Page 1 of 1

iconv doesn't work as expected

Posted: Thu Mar 23, 2017 5:40 pm
by cah
After migrating to Centos 7.3.1161, I had to re-compile quite a few applications.
Apache is one of them. For some reason, Apache does not take the default character set any more (AddDefaultCharset big5). Everything is UTF-8.

Therefore, I have to find a way to convert my existing BIG-5 encoded HTML files to UTF-8 encoding format.

I tried "iconv" and it looked promising for test files. I then tried to convert all BIG-5 encoded files to UTF-8 and found iconv was unable to completely convert for me. Even worse, after converting to UTF-8, I cannot convert back to BIG-5. This is certainly not a good tool for conversion.

I wrote 2 small perl scripts (big5_2_utf8.pl & utf8_2_big5.pl) in January 2017 for this very purpose and details can be found at this BBS post Encoding conversion between BIG-5 and UTF-8.
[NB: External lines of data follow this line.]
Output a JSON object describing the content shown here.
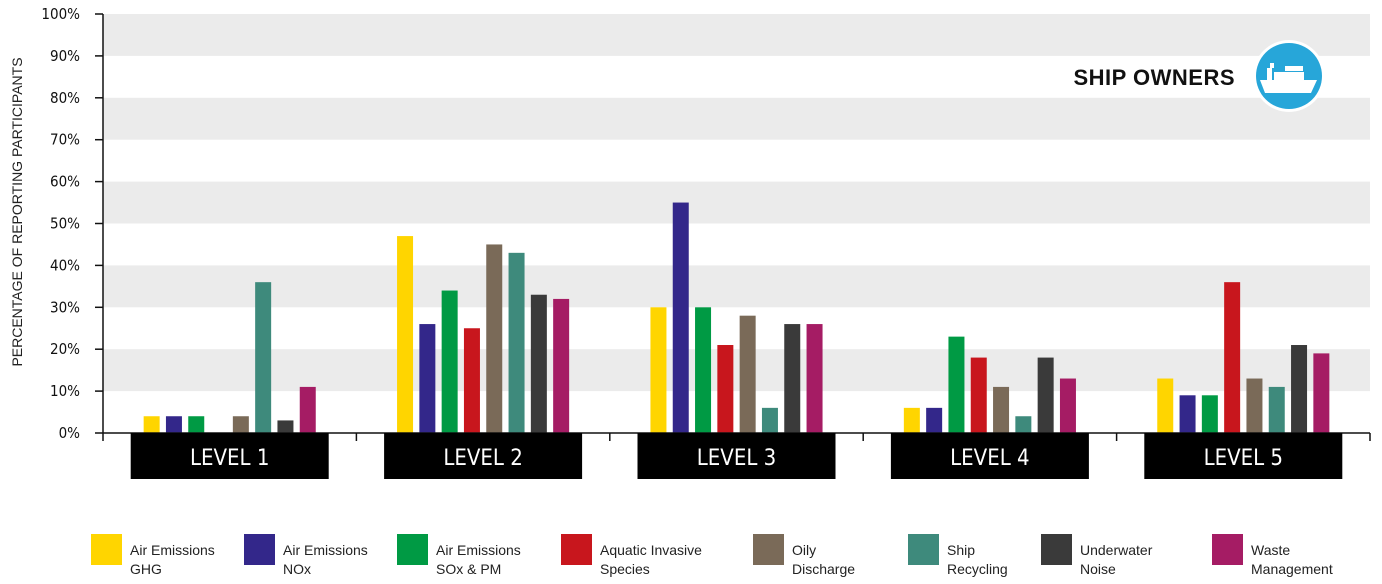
{
  "chart_data": {
    "type": "bar",
    "badge": "SHIP OWNERS",
    "ylabel": "PERCENTAGE OF REPORTING PARTICIPANTS",
    "ylim": [
      0,
      100
    ],
    "yticks": [
      "0%",
      "10%",
      "20%",
      "30%",
      "40%",
      "50%",
      "60%",
      "70%",
      "80%",
      "90%",
      "100%"
    ],
    "categories": [
      "LEVEL 1",
      "LEVEL 2",
      "LEVEL 3",
      "LEVEL 4",
      "LEVEL 5"
    ],
    "series": [
      {
        "name": "Air Emissions GHG",
        "label_lines": [
          "Air Emissions",
          "GHG"
        ],
        "color": "#FFD500",
        "values": [
          4,
          47,
          30,
          6,
          13
        ]
      },
      {
        "name": "Air Emissions NOx",
        "label_lines": [
          "Air Emissions",
          "NOx"
        ],
        "color": "#33278A",
        "values": [
          4,
          26,
          55,
          6,
          9
        ]
      },
      {
        "name": "Air Emissions SOx & PM",
        "label_lines": [
          "Air Emissions",
          "SOx & PM"
        ],
        "color": "#009A44",
        "values": [
          4,
          34,
          30,
          23,
          9
        ]
      },
      {
        "name": "Aquatic Invasive Species",
        "label_lines": [
          "Aquatic Invasive",
          "Species"
        ],
        "color": "#C8161D",
        "values": [
          0,
          25,
          21,
          18,
          36
        ]
      },
      {
        "name": "Oily Discharge",
        "label_lines": [
          "Oily",
          "Discharge"
        ],
        "color": "#7A6A58",
        "values": [
          4,
          45,
          28,
          11,
          13
        ]
      },
      {
        "name": "Ship Recycling",
        "label_lines": [
          "Ship",
          "Recycling"
        ],
        "color": "#3E8A7C",
        "values": [
          36,
          43,
          6,
          4,
          11
        ]
      },
      {
        "name": "Underwater Noise",
        "label_lines": [
          "Underwater",
          "Noise"
        ],
        "color": "#3A3A3A",
        "values": [
          3,
          33,
          26,
          18,
          21
        ]
      },
      {
        "name": "Waste Management",
        "label_lines": [
          "Waste",
          "Management"
        ],
        "color": "#A51C64",
        "values": [
          11,
          32,
          26,
          13,
          19
        ]
      }
    ]
  }
}
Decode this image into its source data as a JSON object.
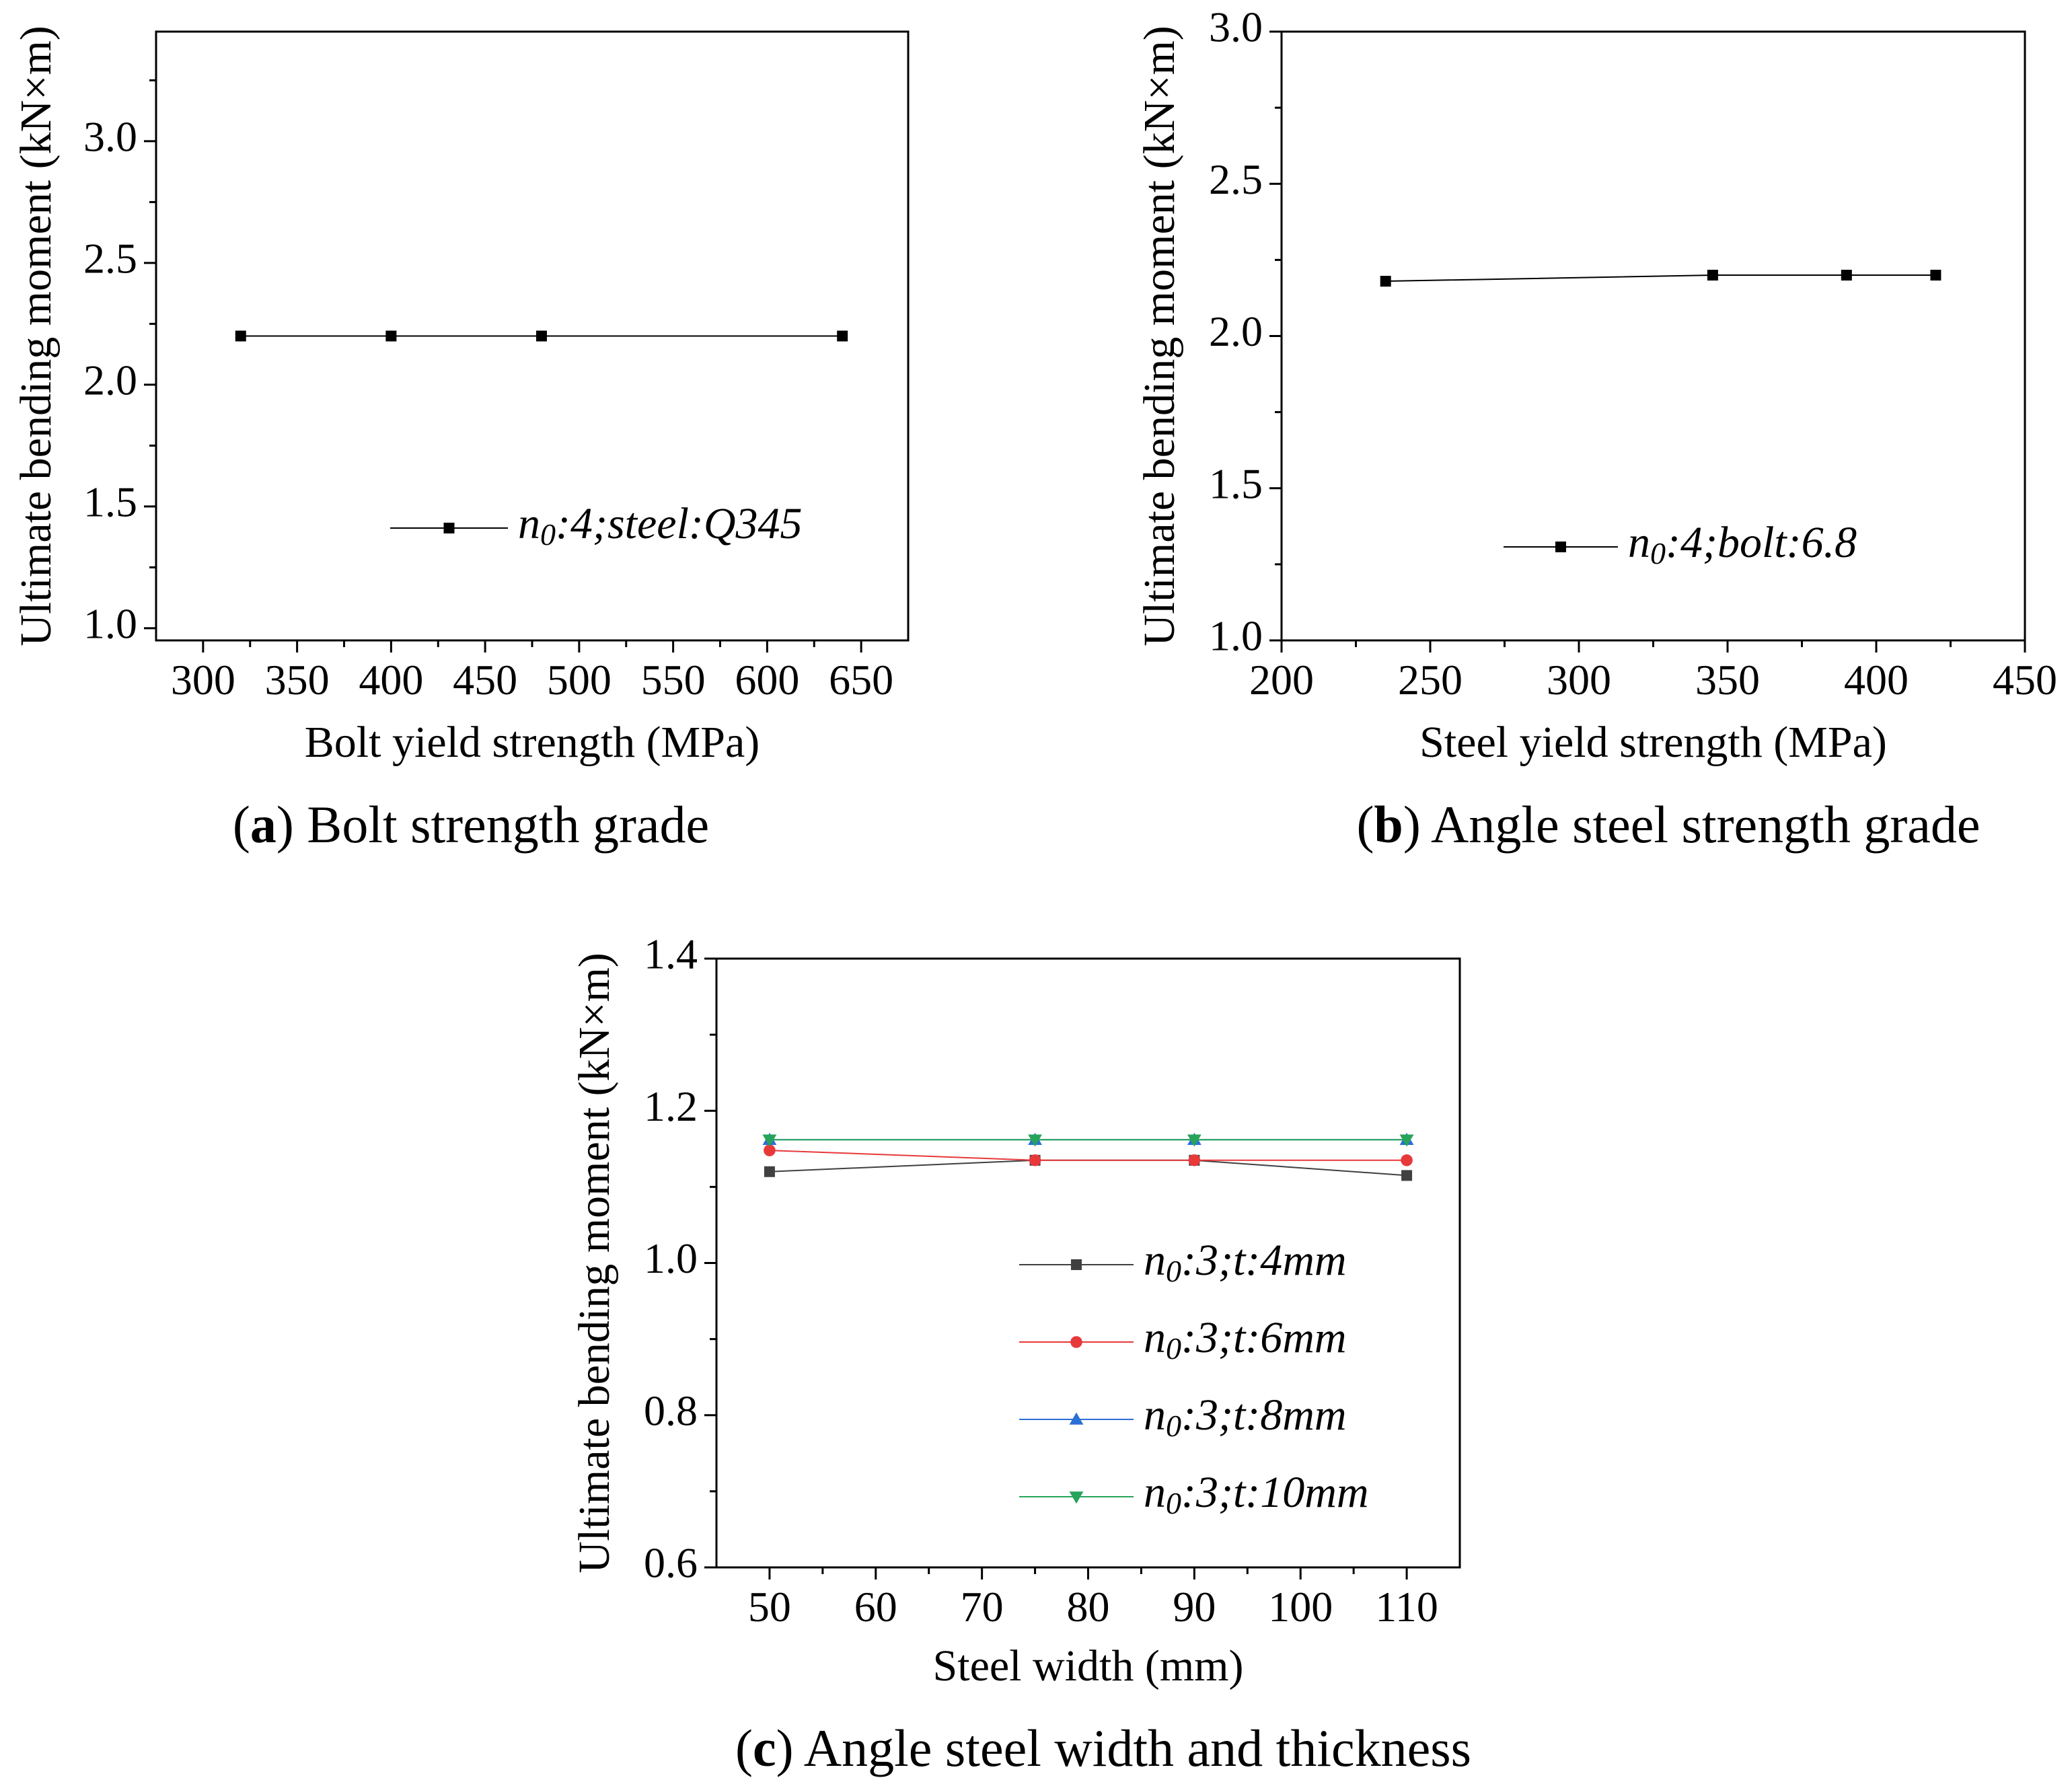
{
  "chart_data": [
    {
      "id": "a",
      "type": "line",
      "caption": {
        "letter": "a",
        "text": "Bolt strength grade"
      },
      "xlabel": "Bolt yield strength (MPa)",
      "ylabel": "Ultimate bending moment (kN×m)",
      "xlim": [
        275,
        675
      ],
      "ylim": [
        0.95,
        3.45
      ],
      "xticks": [
        300,
        350,
        400,
        450,
        500,
        550,
        600,
        650
      ],
      "yticks": [
        1.0,
        1.5,
        2.0,
        2.5,
        3.0
      ],
      "xtick_labels": [
        "300",
        "350",
        "400",
        "450",
        "500",
        "550",
        "600",
        "650"
      ],
      "ytick_labels": [
        "1.0",
        "1.5",
        "2.0",
        "2.5",
        "3.0"
      ],
      "legend_position": "center-right",
      "series": [
        {
          "name_parts": [
            "n",
            "0",
            ":4;steel:Q345"
          ],
          "color": "#000000",
          "marker": "square",
          "x": [
            320,
            400,
            480,
            640
          ],
          "y": [
            2.2,
            2.2,
            2.2,
            2.2
          ]
        }
      ]
    },
    {
      "id": "b",
      "type": "line",
      "caption": {
        "letter": "b",
        "text": "Angle steel strength grade"
      },
      "xlabel": "Steel yield strength (MPa)",
      "ylabel": "Ultimate bending moment (kN×m)",
      "xlim": [
        200,
        450
      ],
      "ylim": [
        1.0,
        3.0
      ],
      "xticks": [
        200,
        250,
        300,
        350,
        400,
        450
      ],
      "yticks": [
        1.0,
        1.5,
        2.0,
        2.5,
        3.0
      ],
      "xtick_labels": [
        "200",
        "250",
        "300",
        "350",
        "400",
        "450"
      ],
      "ytick_labels": [
        "1.0",
        "1.5",
        "2.0",
        "2.5",
        "3.0"
      ],
      "legend_position": "bottom-right",
      "series": [
        {
          "name_parts": [
            "n",
            "0",
            ":4;bolt:6.8"
          ],
          "color": "#000000",
          "marker": "square",
          "x": [
            235,
            345,
            390,
            420
          ],
          "y": [
            2.18,
            2.2,
            2.2,
            2.2
          ]
        }
      ]
    },
    {
      "id": "c",
      "type": "line",
      "caption": {
        "letter": "c",
        "text": "Angle steel width and thickness"
      },
      "xlabel": "Steel width (mm)",
      "ylabel": "Ultimate bending moment (kN×m)",
      "xlim": [
        45,
        115
      ],
      "ylim": [
        0.6,
        1.4
      ],
      "xticks": [
        50,
        60,
        70,
        80,
        90,
        100,
        110
      ],
      "yticks": [
        0.6,
        0.8,
        1.0,
        1.2,
        1.4
      ],
      "xtick_labels": [
        "50",
        "60",
        "70",
        "80",
        "90",
        "100",
        "110"
      ],
      "ytick_labels": [
        "0.6",
        "0.8",
        "1.0",
        "1.2",
        "1.4"
      ],
      "legend_position": "bottom-right",
      "series": [
        {
          "name_parts": [
            "n",
            "0",
            ":3;t:4mm"
          ],
          "color": "#404040",
          "marker": "square",
          "x": [
            50,
            75,
            90,
            110
          ],
          "y": [
            1.12,
            1.135,
            1.135,
            1.115
          ]
        },
        {
          "name_parts": [
            "n",
            "0",
            ":3;t:6mm"
          ],
          "color": "#e8393a",
          "marker": "circle",
          "x": [
            50,
            75,
            90,
            110
          ],
          "y": [
            1.148,
            1.135,
            1.135,
            1.135
          ]
        },
        {
          "name_parts": [
            "n",
            "0",
            ":3;t:8mm"
          ],
          "color": "#2b6fd6",
          "marker": "triangle-up",
          "x": [
            50,
            75,
            90,
            110
          ],
          "y": [
            1.162,
            1.162,
            1.162,
            1.162
          ]
        },
        {
          "name_parts": [
            "n",
            "0",
            ":3;t:10mm"
          ],
          "color": "#27a35a",
          "marker": "triangle-down",
          "x": [
            50,
            75,
            90,
            110
          ],
          "y": [
            1.162,
            1.162,
            1.162,
            1.162
          ]
        }
      ]
    }
  ]
}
I tried the scripts for the BIG-5 encoded files in mirror environments and they seem to look good (much better than iconv result for sure).

Just in case I need to roll back to the original BIG-5 encoded files, I had created a list of files for both mirror and prod environments (html_list & mirror_list) and tar files for them (html_list.tar.gz & mirror_list.tar.gz). They are located in /home/www/mirror/cah/archive.